Post # 1
I had a great one and now I can’t find it – I love squash soup and have to stop buying it every day for lunch ($6 x 5 x 4 = $120 on SOUP in a month). It’s not every day, but at least twice a week!
Please, share your recipes with me!
Post # 3
I do a few different soups with squash. I love roasting squash and garlic, and then using that in broth with sauteed onions and ginger, cumin, a little chili or cayenne; we usually blend it so it’s a smooth soup. Or I’ll roast pieces of squash or pumpkin and put that in soup with yellow split peas, pieces of carrot, sauteed greens, and lots of spice.
Post # 4
i don’t have a recipe i follow, i make it up as i go.

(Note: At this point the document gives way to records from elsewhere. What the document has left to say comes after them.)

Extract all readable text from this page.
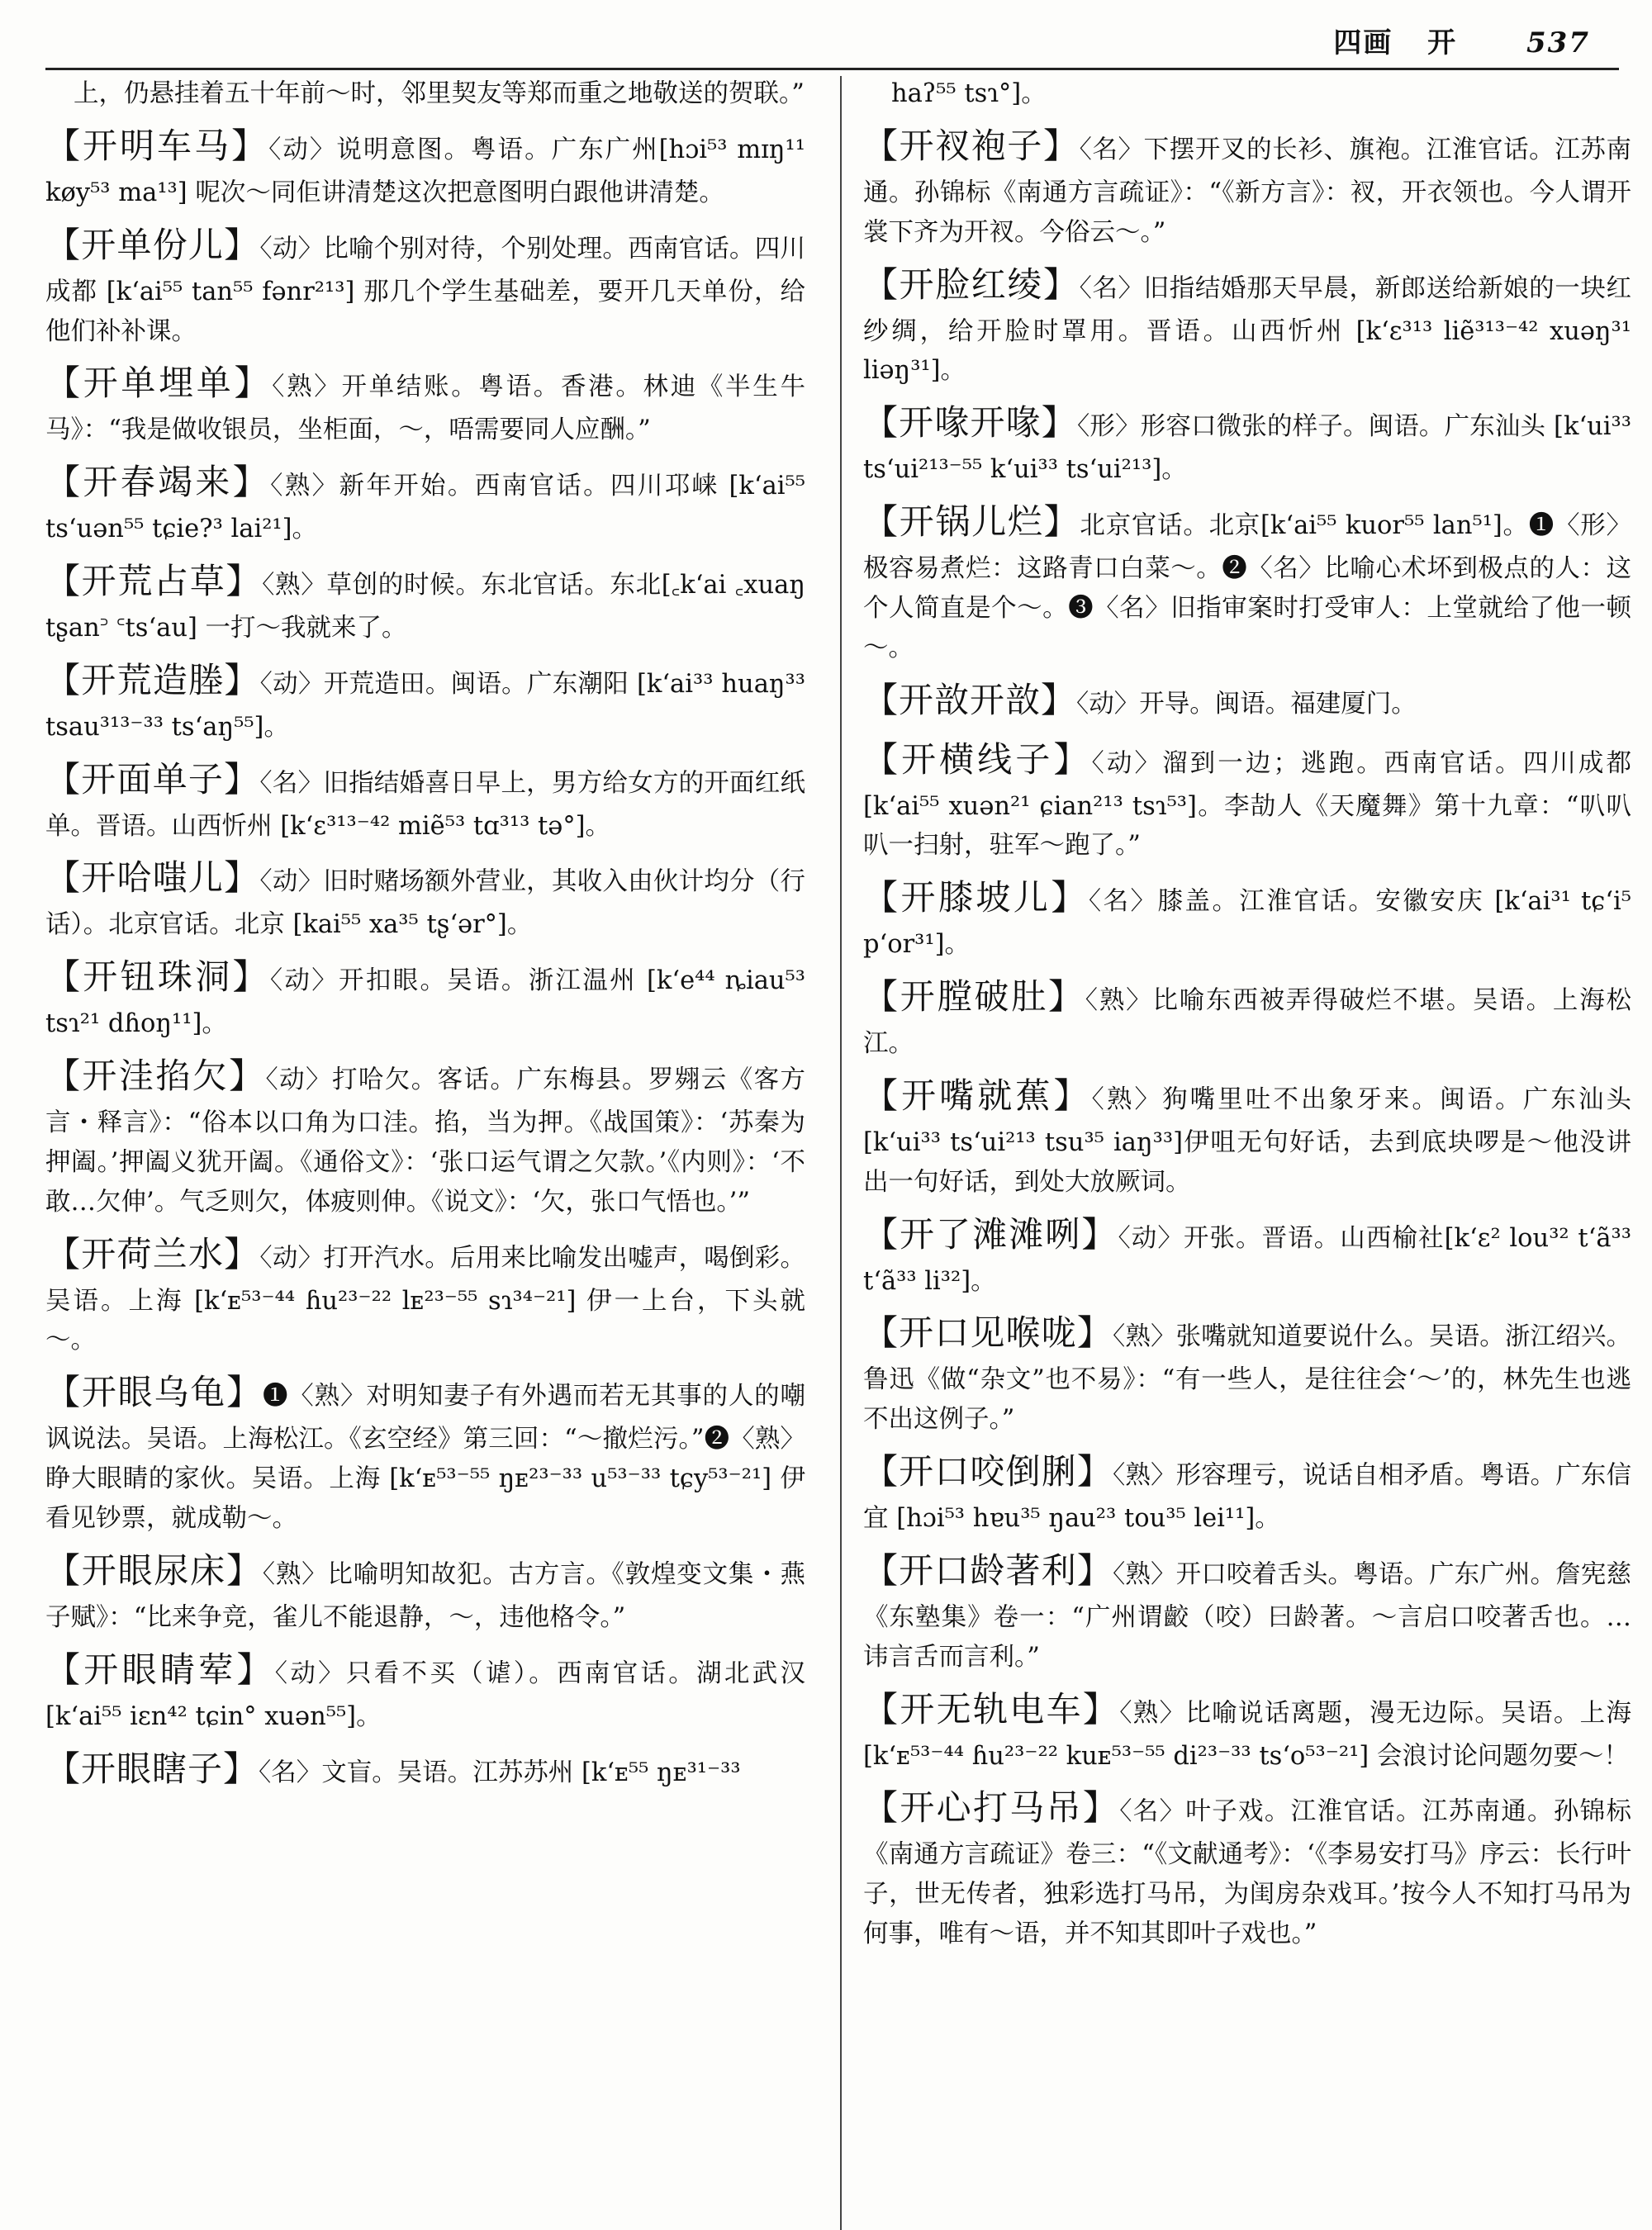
四画 开 537

上，仍悬挂着五十年前～时，邻里契友等郑而重之地敬送的贺联。”

【开明车马】〈动〉说明意图。粤语。广东广州[hɔi⁵³ mɪŋ¹¹ køy⁵³ ma¹³] 呢次～同佢讲清楚这次把意图明白跟他讲清楚。

【开单份儿】〈动〉比喻个别对待，个别处理。西南官话。四川成都 [k‘ai⁵⁵ tan⁵⁵ fənr²¹³] 那几个学生基础差，要开几天单份，给他们补补课。

【开单埋单】〈熟〉开单结账。粤语。香港。林迪《半生牛马》：“我是做收银员，坐柜面，～，唔需要同人应酬。”

【开春竭来】〈熟〉新年开始。西南官话。四川邛崃 [k‘ai⁵⁵ ts‘uən⁵⁵ tɕie?³ lai²¹]。

【开荒占草】〈熟〉草创的时候。东北官话。东北[꜀k‘ai ꜀xuaŋ tʂan꜄ ꜂ts‘au] 一打～我就来了。

【开荒造塍】〈动〉开荒造田。闽语。广东潮阳 [k‘ai³³ huaŋ³³ tsau³¹³⁻³³ ts‘aŋ⁵⁵]。

【开面单子】〈名〉旧指结婚喜日早上，男方给女方的开面红纸单。晋语。山西忻州 [k‘ɛ³¹³⁻⁴² miẽ⁵³ tɑ³¹³ tə°]。

【开哈嗤儿】〈动〉旧时赌场额外营业，其收入由伙计均分（行话）。北京官话。北京 [kai⁵⁵ xa³⁵ tʂ‘ər°]。

【开钮珠洞】〈动〉开扣眼。吴语。浙江温州 [k‘e⁴⁴ ȵiau⁵³ tsɿ²¹ dɦoŋ¹¹]。

【开洼掐欠】〈动〉打哈欠。客话。广东梅县。罗翙云《客方言・释言》：“俗本以口角为口洼。掐，当为押。《战国策》：‘苏秦为押阖。’押阖义犹开阖。《通俗文》：‘张口运气谓之欠款。’《内则》：‘不敢…欠伸’。气乏则欠，体疲则伸。《说文》：‘欠，张口气悟也。’”

【开荷兰水】〈动〉打开汽水。后用来比喻发出嘘声，喝倒彩。吴语。上海 [k‘ᴇ⁵³⁻⁴⁴ ɦu²³⁻²² lᴇ²³⁻⁵⁵ sɿ³⁴⁻²¹] 伊一上台，下头就～。

【开眼乌龟】❶〈熟〉对明知妻子有外遇而若无其事的人的嘲讽说法。吴语。上海松江。《玄空经》第三回：“～撤烂污。”❷〈熟〉睁大眼睛的家伙。吴语。上海 [k‘ᴇ⁵³⁻⁵⁵ ŋᴇ²³⁻³³ u⁵³⁻³³ tɕy⁵³⁻²¹] 伊看见钞票，就成勒～。

【开眼尿床】〈熟〉比喻明知故犯。古方言。《敦煌变文集・燕子赋》：“比来争竞，雀儿不能退静，～，违他格令。”

【开眼睛荤】〈动〉只看不买（谑）。西南官话。湖北武汉 [k‘ai⁵⁵ iɛn⁴² tɕin° xuən⁵⁵]。

【开眼瞎子】〈名〉文盲。吴语。江苏苏州 [k‘ᴇ⁵⁵ ŋᴇ³¹⁻³³

haʔ⁵⁵ tsɿ°]。

【开衩袍子】〈名〉下摆开叉的长衫、旗袍。江淮官话。江苏南通。孙锦标《南通方言疏证》：“《新方言》：衩，开衣领也。今人谓开裳下齐为开衩。今俗云～。”

【开脸红绫】〈名〉旧指结婚那天早晨，新郎送给新娘的一块红纱绸，给开脸时罩用。晋语。山西忻州 [k‘ɛ³¹³ liẽ³¹³⁻⁴² xuəŋ³¹ liəŋ³¹]。

【开喙开喙】〈形〉形容口微张的样子。闽语。广东汕头 [k‘ui³³ ts‘ui²¹³⁻⁵⁵ k‘ui³³ ts‘ui²¹³]。

【开锅儿烂】北京官话。北京[k‘ai⁵⁵ kuor⁵⁵ lan⁵¹]。❶〈形〉极容易煮烂：这路青口白菜～。❷〈名〉比喻心术坏到极点的人：这个人简直是个～。❸〈名〉旧指审案时打受审人：上堂就给了他一顿～。

【开敨开敨】〈动〉开导。闽语。福建厦门。

【开横线子】〈动〉溜到一边；逃跑。西南官话。四川成都[k‘ai⁵⁵ xuən²¹ ɕian²¹³ tsɿ⁵³]。李劼人《天魔舞》第十九章：“叭叭叭一扫射，驻军～跑了。”

【开膝坡儿】〈名〉膝盖。江淮官话。安徽安庆 [k‘ai³¹ tɕ‘i⁵ p‘or³¹]。

【开膛破肚】〈熟〉比喻东西被弄得破烂不堪。吴语。上海松江。

【开嘴就蕉】〈熟〉狗嘴里吐不出象牙来。闽语。广东汕头 [k‘ui³³ ts‘ui²¹³ tsu³⁵ iaŋ³³]伊咀无句好话，去到底块啰是～他没讲出一句好话，到处大放厥词。

【开了滩滩咧】〈动〉开张。晋语。山西榆社[k‘ɛ² lou³² t‘ã³³ t‘ã³³ li³²]。

【开口见喉咙】〈熟〉张嘴就知道要说什么。吴语。浙江绍兴。鲁迅《做“杂文”也不易》：“有一些人，是往往会‘～’的，林先生也逃不出这例子。”

【开口咬倒脷】〈熟〉形容理亏，说话自相矛盾。粤语。广东信宜 [hɔi⁵³ hɐu³⁵ ŋau²³ tou³⁵ lei¹¹]。

【开口龄著利】〈熟〉开口咬着舌头。粤语。广东广州。詹宪慈《东塾集》卷一：“广州谓齩（咬）曰龄著。～言启口咬著舌也。…讳言舌而言利。”

【开无轨电车】〈熟〉比喻说话离题，漫无边际。吴语。上海 [k‘ᴇ⁵³⁻⁴⁴ ɦu²³⁻²² kuᴇ⁵³⁻⁵⁵ di²³⁻³³ ts‘o⁵³⁻²¹] 会浪讨论问题勿要～！

【开心打马吊】〈名〉叶子戏。江淮官话。江苏南通。孙锦标《南通方言疏证》卷三：“《文献通考》：‘《李易安打马》序云：长行叶子，世无传者，独彩选打马吊，为闺房杂戏耳。’按今人不知打马吊为何事，唯有～语，并不知其即叶子戏也。”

saute onions and garlic with some oil in large stock pot
slice 4ish zuchinis, can be green or yellow
slice 4-5 carrots
cut up 1-2 butternut squash
add broth to cover bottom of pot and simmer
add more broth depending how soupy you want it
season to taste with whatever seasonings you like
(maybe today you are in a nutmeg/cinnamon mood and another time you are in a salt and pepper mood)
use an immersion blender to smooth out the chunks.
i like mine thicker with a little bit of texture.
you can also add butter, cream/milk, white wine, etc.
when i eat mine, it is almost like pureed butternut squash with no added cream or butter.
Post # 5
equal parts pumpkin and butternut squash, roasted and pureed
add chicken broth to desired consistency
add salt pepper and sage to taste
simmer till cooked – to taste
so easy and delicious!
Post # 6
@MsGinkgo: I have a squash hater proof recipe! (the squash hater is me by the way :P)
Cut squash in half, bake (face down? Face up? I ne’er remember and I tend to do it one way or the other depending on the day)
Chop onion (shallots give it a good dimension if you like prices like 2.98/lb but I’m too poor for that, onions do te job) and carrots and celery. I like to squeeze in extra veggies here.. A little rutabaga wouldn’t hurt 😉 toss the veggies with some heat resistant oil (like grapeseed) and spices (since you’re trying to match another soup, go wild and change it up here until the flavours are right. Throw the veggies and squash in the oven, cut the top off a garlic, dab in oil and roast that as well.
*The roasting is the crucial step for tht delicious taste!! At least in my opinion. Since I’ve made this one, I’ve experimented with others and when I don’t roast the veggies, I don’t like the soup. It really seems to give the soup the right flavour!*
Once the veggies are roasted, put veggies, squash and peeled garlic in a pot (I like to toss it in te crockpot so I can just forget about it for an hour or two) cover with veggie or chicken stock and about half a can of coconut milk. Let it all simmer then blend it up and enjoy!
*If you’re going to freeze any, DONT ADD the coconut milk until you defrost!! I like to freeze individual portions in ziplocks, lay them flat and then freeze. When you want some, pull one out, toss it in a bowl of cold water and it’s ready to reheat in no time!!
Good luck with your soup mission!! Now you have me really wishing it was Christmas break already so I can cook!
Post # 7
– Cut a butternut squash in half and scoop out seeds. Place face down in a baking dish with several apples (cored and sliced), onions (cut into chunks), and 1/2 C. to a C. of cider (depending on the size of the squash and the baking dish – you can cut the squash into chunks to get it to fit in the dish if necessary). Sprinkle with salt, pepper, and thyme; daub with a few pats of butter; cover with foil and roast @350, about 45 min-1 hr (until most of the cider is absorbed).
– In a soup pot, heat vegetable broth (or you can use chicken broth if you don’t need to make a vegetarian version) and add the roasted apples, onions, and any remaining cider from the bottom of the baking dish. Scrape the flesh of the squash away from the peel and add to the soup pot (it should be soft and scrape away pretty easily). Season with cinnamon, nutmeg, and ground coriander; puree until smooth with an immersion blender. Adjust seasonings (including salt) to taste.
– if desired, cook up some brown and/or wild rice and stir into soup for more body. Finish with a little bit of cream (as you serve it into individual bowls) and garnish with dried cranberries and pumpkin seeds. Serve with good bread (sourdough and/or multigrain go well with this recipe).
Post # 8
All the suggestions so far as really good. I like mine a squash/red pepper soup and I like it with cream, curry powder and cumin.
Post # 9
I’ve made a couple of different recipes… my favorite is to add maple… mmm mmm!!
Post # 10
@futuremrs1986: This is what I ended up doing (hadn’t seen your post) I’d seen apple juice suggestions, but I didn’t have any. Happened to have some real maple syrup in the fridge, a little of that – PERFECT!